Pai! Pai! Pai! Crash!

My scooter rental. 

Pai is pretty small and most of the “attractions” are just outside of town. Motorbikes and scooters are very common there and it’s pretty much the best way to get around. I was bit disappointed by this because I really did not want to rent a scooter. I’d never driven one and doing it for the first time in Thailand didn’t seem like a good idea.

I noticed a shop during my walk to the hostel advertising scooter lessons, I considered it as I walked by. An Australian girl was in my room when I arrived and she said she had taken the lesson and  it had really helped. I decided at the very  least I would do a lesson even if I didn’t rent a scooter. I settled in and headed back to town. The walk was really enjoyable without the pack!

I caught the guy about a half hour before his shop became a small pub. Ya, I know what you’re thinking. I asked for the lesson and off we went. He took me just off the main area so there would be few other on coming vehicles. First he gave me all the basics including some safety tips. Which brake was which, which way the handle accelerated, how to lean in a turn, etc. Then I drove very slowly a few feet at a time. When he was confident I had that down, I started to learn turns. Then he rode on the back of the scooter and we were off. He taught me some hills, a hill start, a u-turn and sharp turns and quick stops. For a 50 minute lesson, I thought he was very thorough. When he felt confident that I had it, I drove back to his shop with him on the back. He recommended which bike I should rent and off I went walking down the road to the rental place. It was a quick turn around. I went from I’m not going to rent one to I am actually renting one in a short hour.

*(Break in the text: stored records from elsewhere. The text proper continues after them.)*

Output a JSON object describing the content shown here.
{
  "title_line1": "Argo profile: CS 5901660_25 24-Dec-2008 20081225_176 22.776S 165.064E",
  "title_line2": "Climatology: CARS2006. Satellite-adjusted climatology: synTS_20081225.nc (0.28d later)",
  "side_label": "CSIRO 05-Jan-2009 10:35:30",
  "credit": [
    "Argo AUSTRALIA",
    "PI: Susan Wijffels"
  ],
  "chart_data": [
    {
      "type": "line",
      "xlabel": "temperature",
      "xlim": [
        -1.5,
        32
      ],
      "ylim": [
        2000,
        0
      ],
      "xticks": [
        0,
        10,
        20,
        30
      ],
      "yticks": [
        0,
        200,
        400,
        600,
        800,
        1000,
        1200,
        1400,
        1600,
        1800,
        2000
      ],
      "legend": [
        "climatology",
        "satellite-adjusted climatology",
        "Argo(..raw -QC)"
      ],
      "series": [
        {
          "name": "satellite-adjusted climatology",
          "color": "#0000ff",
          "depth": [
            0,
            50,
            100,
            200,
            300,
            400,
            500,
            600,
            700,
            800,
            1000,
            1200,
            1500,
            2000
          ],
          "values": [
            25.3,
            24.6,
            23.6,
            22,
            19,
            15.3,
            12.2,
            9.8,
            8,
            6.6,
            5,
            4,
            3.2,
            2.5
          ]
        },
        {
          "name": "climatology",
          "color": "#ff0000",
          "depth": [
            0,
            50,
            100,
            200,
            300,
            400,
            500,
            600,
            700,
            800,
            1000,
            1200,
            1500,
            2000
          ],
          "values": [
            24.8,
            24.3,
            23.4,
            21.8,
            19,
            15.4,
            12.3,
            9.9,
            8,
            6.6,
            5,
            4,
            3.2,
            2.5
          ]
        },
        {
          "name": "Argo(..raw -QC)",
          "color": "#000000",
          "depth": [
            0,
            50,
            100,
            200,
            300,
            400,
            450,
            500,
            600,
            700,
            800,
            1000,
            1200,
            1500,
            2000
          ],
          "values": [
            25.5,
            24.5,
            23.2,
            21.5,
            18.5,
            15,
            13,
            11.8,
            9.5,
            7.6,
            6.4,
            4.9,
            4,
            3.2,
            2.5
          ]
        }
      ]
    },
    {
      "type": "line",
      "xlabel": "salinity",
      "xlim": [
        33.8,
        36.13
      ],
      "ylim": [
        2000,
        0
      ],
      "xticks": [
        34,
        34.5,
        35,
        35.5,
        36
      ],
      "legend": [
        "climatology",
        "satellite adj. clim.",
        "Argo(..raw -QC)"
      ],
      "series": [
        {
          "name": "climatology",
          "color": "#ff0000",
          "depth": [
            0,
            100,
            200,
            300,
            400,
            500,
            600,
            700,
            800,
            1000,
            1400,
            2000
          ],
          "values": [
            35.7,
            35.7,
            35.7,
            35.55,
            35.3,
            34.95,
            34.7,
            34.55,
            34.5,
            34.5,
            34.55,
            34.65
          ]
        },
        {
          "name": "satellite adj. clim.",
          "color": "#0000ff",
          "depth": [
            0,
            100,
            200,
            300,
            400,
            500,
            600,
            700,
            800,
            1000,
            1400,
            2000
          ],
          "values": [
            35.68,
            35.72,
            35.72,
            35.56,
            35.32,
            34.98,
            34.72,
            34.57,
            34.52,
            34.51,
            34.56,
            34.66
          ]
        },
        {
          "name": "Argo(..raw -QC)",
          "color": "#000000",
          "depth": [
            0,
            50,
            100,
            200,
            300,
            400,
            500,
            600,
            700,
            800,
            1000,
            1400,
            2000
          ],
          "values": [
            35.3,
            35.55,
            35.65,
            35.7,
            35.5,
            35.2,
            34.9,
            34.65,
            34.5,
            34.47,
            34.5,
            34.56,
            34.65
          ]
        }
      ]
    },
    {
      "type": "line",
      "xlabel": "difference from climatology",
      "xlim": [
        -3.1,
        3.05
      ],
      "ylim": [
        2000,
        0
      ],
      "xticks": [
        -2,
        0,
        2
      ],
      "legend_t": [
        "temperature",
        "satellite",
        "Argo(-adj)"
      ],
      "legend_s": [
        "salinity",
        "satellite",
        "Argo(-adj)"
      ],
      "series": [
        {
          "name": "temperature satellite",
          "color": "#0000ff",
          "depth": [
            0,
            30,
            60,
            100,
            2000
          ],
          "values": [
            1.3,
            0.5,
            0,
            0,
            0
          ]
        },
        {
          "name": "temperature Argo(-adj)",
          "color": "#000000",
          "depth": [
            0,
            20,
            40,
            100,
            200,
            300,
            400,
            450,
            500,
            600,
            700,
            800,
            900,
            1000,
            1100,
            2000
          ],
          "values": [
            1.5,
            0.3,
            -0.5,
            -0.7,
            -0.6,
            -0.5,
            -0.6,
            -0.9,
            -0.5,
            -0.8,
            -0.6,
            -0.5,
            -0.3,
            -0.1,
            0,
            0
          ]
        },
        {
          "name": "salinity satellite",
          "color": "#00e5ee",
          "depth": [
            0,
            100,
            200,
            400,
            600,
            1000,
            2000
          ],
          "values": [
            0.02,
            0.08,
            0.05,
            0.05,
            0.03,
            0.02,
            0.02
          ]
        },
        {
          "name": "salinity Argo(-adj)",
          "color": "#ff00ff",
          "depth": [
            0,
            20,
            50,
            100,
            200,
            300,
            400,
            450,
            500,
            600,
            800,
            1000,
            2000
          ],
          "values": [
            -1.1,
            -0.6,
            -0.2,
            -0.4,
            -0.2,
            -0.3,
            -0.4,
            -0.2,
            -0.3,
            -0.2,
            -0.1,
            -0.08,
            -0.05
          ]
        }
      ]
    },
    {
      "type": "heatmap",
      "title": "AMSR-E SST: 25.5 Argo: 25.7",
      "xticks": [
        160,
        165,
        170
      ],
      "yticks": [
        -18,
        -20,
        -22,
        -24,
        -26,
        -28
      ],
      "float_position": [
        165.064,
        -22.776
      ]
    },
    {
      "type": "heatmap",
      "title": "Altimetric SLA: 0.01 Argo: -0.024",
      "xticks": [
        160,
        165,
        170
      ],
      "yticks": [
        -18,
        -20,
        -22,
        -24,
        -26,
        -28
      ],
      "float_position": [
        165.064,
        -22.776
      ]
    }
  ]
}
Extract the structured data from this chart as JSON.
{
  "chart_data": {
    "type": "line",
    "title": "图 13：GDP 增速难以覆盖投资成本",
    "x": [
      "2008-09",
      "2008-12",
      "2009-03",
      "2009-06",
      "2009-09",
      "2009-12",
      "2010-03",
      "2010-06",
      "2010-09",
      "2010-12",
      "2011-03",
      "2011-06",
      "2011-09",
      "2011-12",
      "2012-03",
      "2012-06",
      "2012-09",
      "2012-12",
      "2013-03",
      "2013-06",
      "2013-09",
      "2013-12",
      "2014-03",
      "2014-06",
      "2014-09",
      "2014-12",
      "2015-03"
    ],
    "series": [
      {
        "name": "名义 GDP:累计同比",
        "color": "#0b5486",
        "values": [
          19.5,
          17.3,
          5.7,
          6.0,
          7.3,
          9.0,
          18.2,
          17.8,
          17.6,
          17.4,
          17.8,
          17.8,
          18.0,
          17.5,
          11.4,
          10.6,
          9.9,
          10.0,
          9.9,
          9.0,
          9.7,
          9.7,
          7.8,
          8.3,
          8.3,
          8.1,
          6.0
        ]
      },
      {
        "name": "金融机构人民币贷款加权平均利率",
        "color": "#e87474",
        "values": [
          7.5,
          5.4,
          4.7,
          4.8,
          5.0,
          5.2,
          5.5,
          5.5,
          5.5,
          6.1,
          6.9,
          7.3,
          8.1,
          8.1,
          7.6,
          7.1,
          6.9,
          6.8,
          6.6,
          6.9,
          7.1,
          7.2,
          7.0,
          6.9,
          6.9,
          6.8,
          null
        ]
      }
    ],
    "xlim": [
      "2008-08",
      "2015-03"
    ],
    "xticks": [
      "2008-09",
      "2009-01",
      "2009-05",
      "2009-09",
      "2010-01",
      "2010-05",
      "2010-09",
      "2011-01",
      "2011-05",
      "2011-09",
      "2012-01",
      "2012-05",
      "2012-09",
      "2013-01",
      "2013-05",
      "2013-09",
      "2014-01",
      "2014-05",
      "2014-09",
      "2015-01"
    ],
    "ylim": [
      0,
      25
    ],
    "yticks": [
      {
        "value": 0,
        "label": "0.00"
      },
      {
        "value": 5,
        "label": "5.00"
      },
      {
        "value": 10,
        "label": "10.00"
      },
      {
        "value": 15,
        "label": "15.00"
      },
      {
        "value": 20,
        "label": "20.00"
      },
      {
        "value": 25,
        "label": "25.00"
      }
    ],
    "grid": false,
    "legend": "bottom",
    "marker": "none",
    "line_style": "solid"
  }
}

It couldn’t be easier to rent a scooter in Pai. They didn’t even ask me if I had ever ridden before although I hear that is the only standard question. They ask you to pick a type of bike, pay, get insurance if you want, pick a helmet and then they keep your passport until you bring the bike back ( I was obviously less than happy about that last part but it is what it is).  It cost me 140 baht, including insurance and helmet per day. I felt nervous but excited and terrified.  I got the bike, tested out the controls to see how different it was from the one I had just practiced on and then started slowly riding. The rental place only gives you enough gas to get to the gas station which is at the other end of town. I only sort of knew how to get there, so I took my first left. At the end I came out at a precarious spot. It was a slight hill and a tough right hand turn into traffic (they drive on the left in Thailand). I got nervous and wished I had picked a different street to take. Other scooters were passing me on both sides as I waited for the coast to be clear. I thought it was, so I went and immediately crashed into two parked scooters with a wide turn. A truck had appeared out of nowhere so I accelerated too much and couldn’t turn all the way. I was dumbstruck. I had had this scooter less than five minutes and I crashed. Luckily I was unharmed, except for a miniature scratch on my ankle that I didn’t notice until the following day.  However, the bike I crashed into, I really only hit one of the two, didn’t seem like it was ok. I slowly dragged the bike back and was relieved to find that there was no damage to the other bike as two Thai women came out of the building furious, as they should have been. They checked out the bike and waved me off when they realized no harm was done.  I was rattled but I still needed gas. I went uber slow to the station and then drove the few kilometers back to the hostel. It was only then that I examined my bike. The front fender was damaged but I noticed some zip ties on it, so I determined that wasn’t from me. There was a hole in the front of the bike that looked like it could be from me, but I didn’t thoroughly examine the bike when I got it (mistake) so it was hard to tell. I made it back to the hostel and didn’t drive the scooter the whole following day. I was freaked out.

Having a crash in Pai on scooter is extremely common. Most people in my hostel had some sort of bandage or other on. Injuries are called Pai tattoos. It took me a whole day of not driving to muster the courage to drive a day and a half after the crash. I considered just walking the bike back to town but I really wanted to see some of the surrounding area and I had determined it was much worse for me as  a person to be on the back of someone else’s bike as opposed to driving. I set out very, very slowly that morning. My journey took me on a road that was much less populated and allowed me to practice some slow going. I ended up driving more than 20 kilometers on the scooter that day and it was glorious.  The greater Pai area is why everyone loves Pai so much. The mountains are lush green, fields of yellow flowers appear out of nowhere and you generally spend a lot of time enjoying the landscape all at a relaxed pace. I am glad I decided to drive again, it was worth it all around. I had fun and I had always wanted to drive a scooter.  In the end I returned the scooter without further incident and they barely took a second glance at it. They even gave me 100 baht back!